The heckling of an injured war veteran at a town hall event last week has drawn national media attention, to the surprise and discomfort of many involved.
The veteran, Anthony Maschek, GS, was arguing for the return to campus of a Reserve Officers’ Training Corps program at the University Senate’s second public forum on the subject.
“It doesn’t matter how you feel about war. It doesn’t matter how you feel about fighting. Other parts of the world are plotting to kill you right now when you go to bed,” Maschek said at the town hall Tuesday night. “It’s not a joke … these people, seriously, are trying to kill you. They hate America, they hate you.”
Some audience members booed. More laughed. A couple of students yelled “racist” as he left the microphone. But many students in attendance said the majority of the room applauded Maschek, who was awarded a Purple Heart for his service in Iraq.
Maschek and others said they are baffled by the framing given the story by media outlets like the New York Post, Fox News, and The Huffington Post and the especially vicious comments that have appeared on those sites.
“Columbia got slammed. Nobody’s happy with it,” military veteran Jose Robledo, GS and a University Senator, said.
Robledo said other senators found a news article about the town hall where some commenters threatened to come to Columbia and shoot students over the reported treatment of Maschek. He said that while this seems unlikely to happen, the senators informed Public Safety of the threats.
“In reality, the students who heckled Anthony … are not representative, not only of the anti-ROTC movement, but of the University,” said Robledo, a supporter of ROTC.
Ron Mazor, CC ’09, Law ’12 and the co-chair of the University Senate’s Task Force on Military Engagement, which is sponsoring the town halls, said that the response to Maschek’s speech was an “outlier.”
“We have a very clear policy on having commenters, speakers and the audience refrain from derogatory language or insulting language,” Mazor said.
Paco Martin del Campo, CC ’11 and a member of Lucha, a student group which is opposed to ROTC, was at the town hall Tuesday night and said he understands why some might have yelled or booed.
He said that Maschek’s remarks implied that Iraq has attacked the United States, and that Iraqis are thus among the people who want to kill Americans. But since Iraq did not attack the U.S. on September 11 or since then, Martin del Campo said, Maschek’s statement seemed to imply that all Muslims want to kill Americans.

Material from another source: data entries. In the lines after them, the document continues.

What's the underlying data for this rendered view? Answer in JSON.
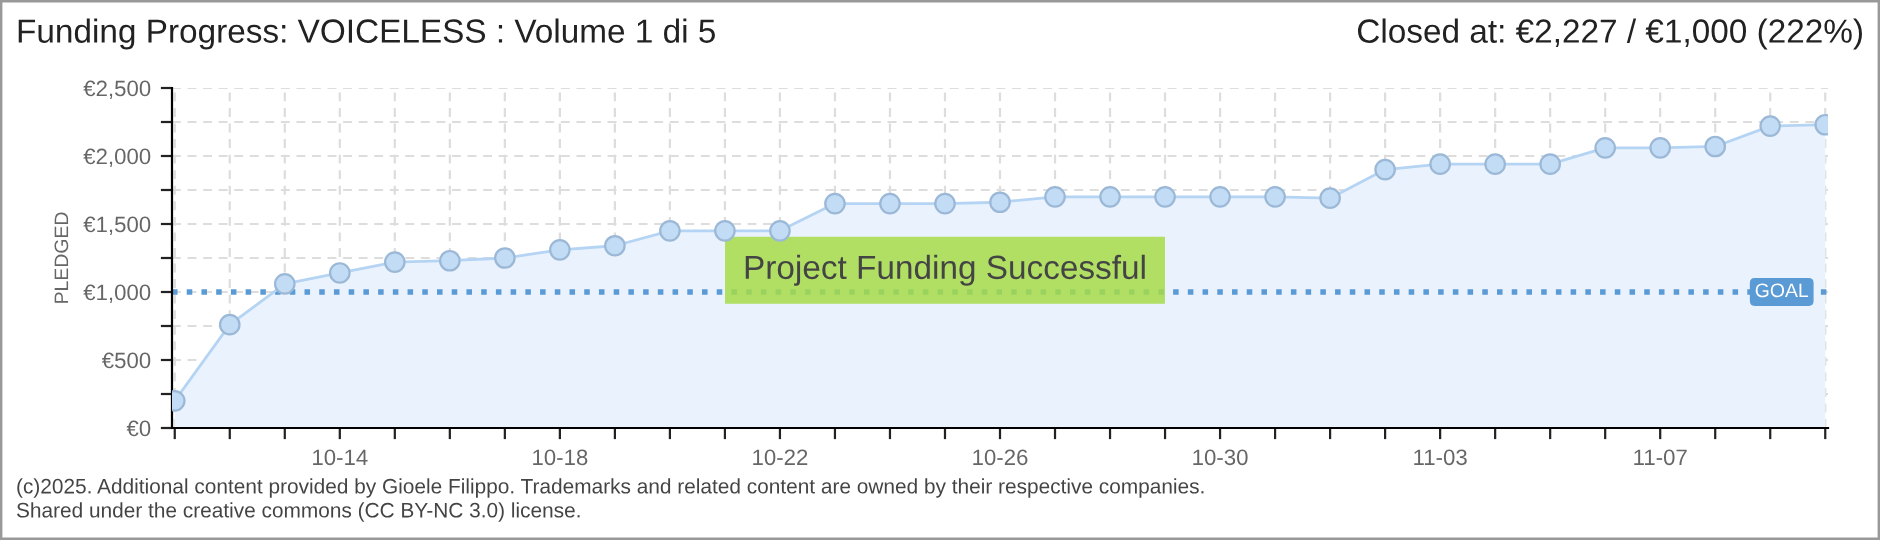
{
  "chart_data": {
    "type": "area",
    "title": "Funding Progress: VOICELESS : Volume 1 di 5",
    "subtitle": "Closed at: €2,227 / €1,000 (222%)",
    "ylabel": "PLEDGED",
    "categories": [
      null,
      null,
      null,
      "10-14",
      null,
      null,
      null,
      "10-18",
      null,
      null,
      null,
      "10-22",
      null,
      null,
      null,
      "10-26",
      null,
      null,
      null,
      "10-30",
      null,
      null,
      null,
      "11-03",
      null,
      null,
      null,
      "11-07",
      null,
      null,
      null
    ],
    "series": [
      {
        "color": "#b5d4f4",
        "values": [
          200,
          760,
          1060,
          1140,
          1220,
          1230,
          1250,
          1310,
          1340,
          1450,
          1450,
          1450,
          1650,
          1650,
          1650,
          1660,
          1700,
          1700,
          1700,
          1700,
          1700,
          1690,
          1900,
          1940,
          1940,
          1940,
          2060,
          2060,
          2070,
          2220,
          2230
        ]
      }
    ],
    "ylim": [
      0,
      2500
    ],
    "yticks": [
      {
        "value": 0,
        "label": "€0"
      },
      {
        "value": 250,
        "label": null
      },
      {
        "value": 500,
        "label": "€500"
      },
      {
        "value": 750,
        "label": null
      },
      {
        "value": 1000,
        "label": "€1,000"
      },
      {
        "value": 1250,
        "label": null
      },
      {
        "value": 1500,
        "label": "€1,500"
      },
      {
        "value": 1750,
        "label": null
      },
      {
        "value": 2000,
        "label": "€2,000"
      },
      {
        "value": 2250,
        "label": null
      },
      {
        "value": 2500,
        "label": "€2,500"
      }
    ],
    "ref_lines": [
      {
        "axis": "y",
        "value": 1000,
        "label": "GOAL",
        "color": "#5b9bd5",
        "line_style": "dotted"
      }
    ],
    "annotations": [
      "Project Funding Successful",
      "(c)2025. Additional content provided by Gioele Filippo. Trademarks and related content are owned by their respective companies.",
      "Shared under the creative commons (CC BY-NC 3.0) license."
    ],
    "marker": "circle",
    "grid": true,
    "legend": false
  }
}
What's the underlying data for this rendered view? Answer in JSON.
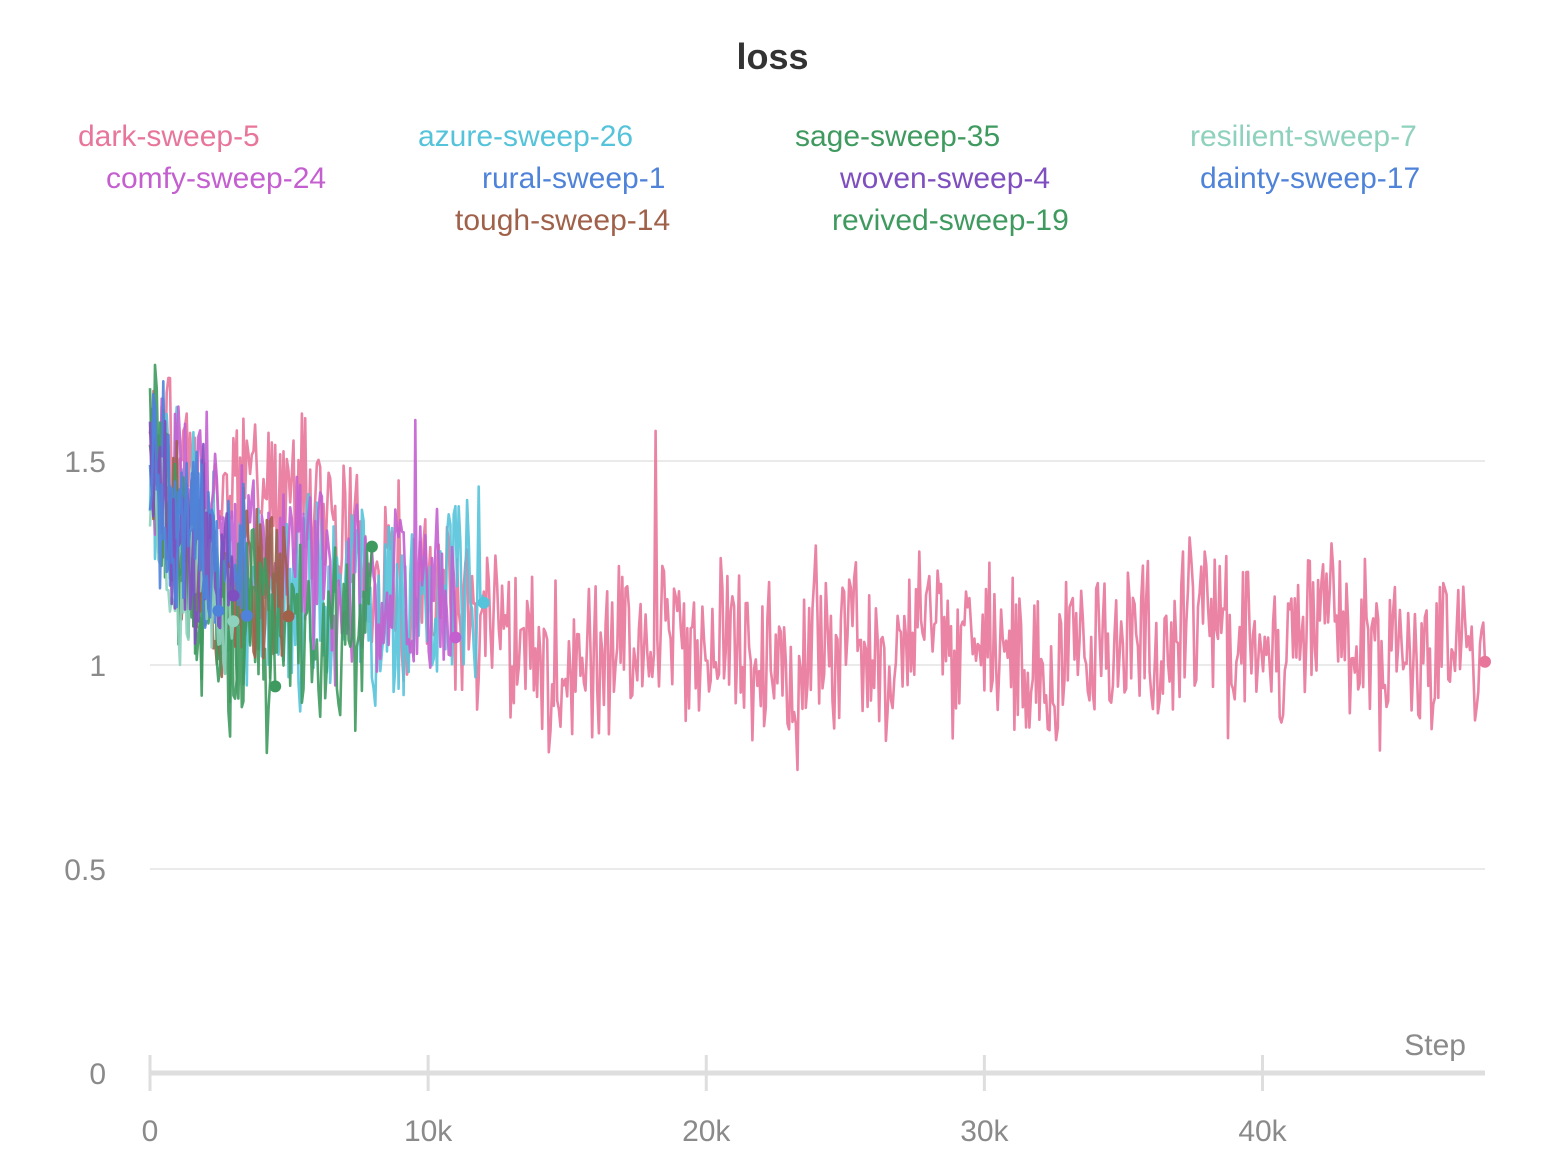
{
  "chart_data": {
    "type": "line",
    "title": "loss",
    "xlabel": "Step",
    "ylabel": "",
    "xlim": [
      0,
      48000
    ],
    "ylim": [
      0,
      2.0
    ],
    "x_ticks": [
      0,
      10000,
      20000,
      30000,
      40000
    ],
    "x_tick_labels": [
      "0",
      "10k",
      "20k",
      "30k",
      "40k"
    ],
    "y_ticks": [
      0,
      0.5,
      1,
      1.5
    ],
    "y_tick_labels": [
      "0",
      "0.5",
      "1",
      "1.5"
    ],
    "grid": true,
    "legend_position": "top",
    "series": [
      {
        "name": "dark-sweep-5",
        "color": "#e8769a",
        "x_end": 48000,
        "start": 1.5,
        "end": 1.05,
        "noise": 0.18,
        "seed": 5
      },
      {
        "name": "azure-sweep-26",
        "color": "#55c3da",
        "x_end": 12000,
        "start": 1.5,
        "end": 1.15,
        "noise": 0.22,
        "seed": 26
      },
      {
        "name": "sage-sweep-35",
        "color": "#3f9a5f",
        "x_end": 8000,
        "start": 1.55,
        "end": 1.1,
        "noise": 0.22,
        "seed": 35
      },
      {
        "name": "resilient-sweep-7",
        "color": "#8ed1bd",
        "x_end": 3000,
        "start": 1.45,
        "end": 1.2,
        "noise": 0.15,
        "seed": 7
      },
      {
        "name": "comfy-sweep-24",
        "color": "#c45fd0",
        "x_end": 11000,
        "start": 1.5,
        "end": 1.25,
        "noise": 0.18,
        "seed": 24
      },
      {
        "name": "rural-sweep-1",
        "color": "#4f83d9",
        "x_end": 3500,
        "start": 1.55,
        "end": 1.25,
        "noise": 0.2,
        "seed": 1
      },
      {
        "name": "woven-sweep-4",
        "color": "#7f4fbf",
        "x_end": 3000,
        "start": 1.55,
        "end": 1.3,
        "noise": 0.18,
        "seed": 4
      },
      {
        "name": "dainty-sweep-17",
        "color": "#4f83d9",
        "x_end": 2500,
        "start": 1.5,
        "end": 1.3,
        "noise": 0.18,
        "seed": 17
      },
      {
        "name": "tough-sweep-14",
        "color": "#a0614a",
        "x_end": 5000,
        "start": 1.5,
        "end": 1.2,
        "noise": 0.2,
        "seed": 14
      },
      {
        "name": "revived-sweep-19",
        "color": "#3f9a5f",
        "x_end": 4500,
        "start": 1.6,
        "end": 1.15,
        "noise": 0.22,
        "seed": 19
      }
    ]
  }
}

“We shouldn’t let the unfortunate incident take away from the actual points that were being made,” Martin del Campo said.
Maschek said during his remarks that he had been shot nine times in Iraq and spent two years recovering in Walter Reed Army Medical Center.
In a statement that he sent to the media on Monday night, Maschek said he feels no animosity towards Columbia.
“Comments by a small number of individuals at the town hall meeting have not changed my positive experiences at Columbia,” Maschek wrote. “Thus far, my fellow students have been very interested in hearing about my past life and military experiences. Columbia has been attempting to get more veterans to share their experiences here, and the atmosphere here has been supportive despite the actions of a very small minority of the town hall participants.”
Robledo added he has met with members of Lucha and other opponents of ROTC, and that they are concerned about the negative image of ROTC opponents created by media reports. Robledo noted that he is worried about military veterans being portrayed as “victims of the big bad Columbia machine.”
He added that since the New York Post published its article, “everyone’s on the defensive,” and that this makes it harder to have a serious debate.
Martin del Campo said that the media reaction has been “designed to make it seem like people who oppose the military are unpatriotic.” He added that while he hopes ROTC supporters will “not try to demonize” those opposed to ROTC, that he thinks his side will act a bit differently after all the media attention.
“We’re obviously going to be more aware,” he said. “And at the next town hall, we won’t be disrespecting people.”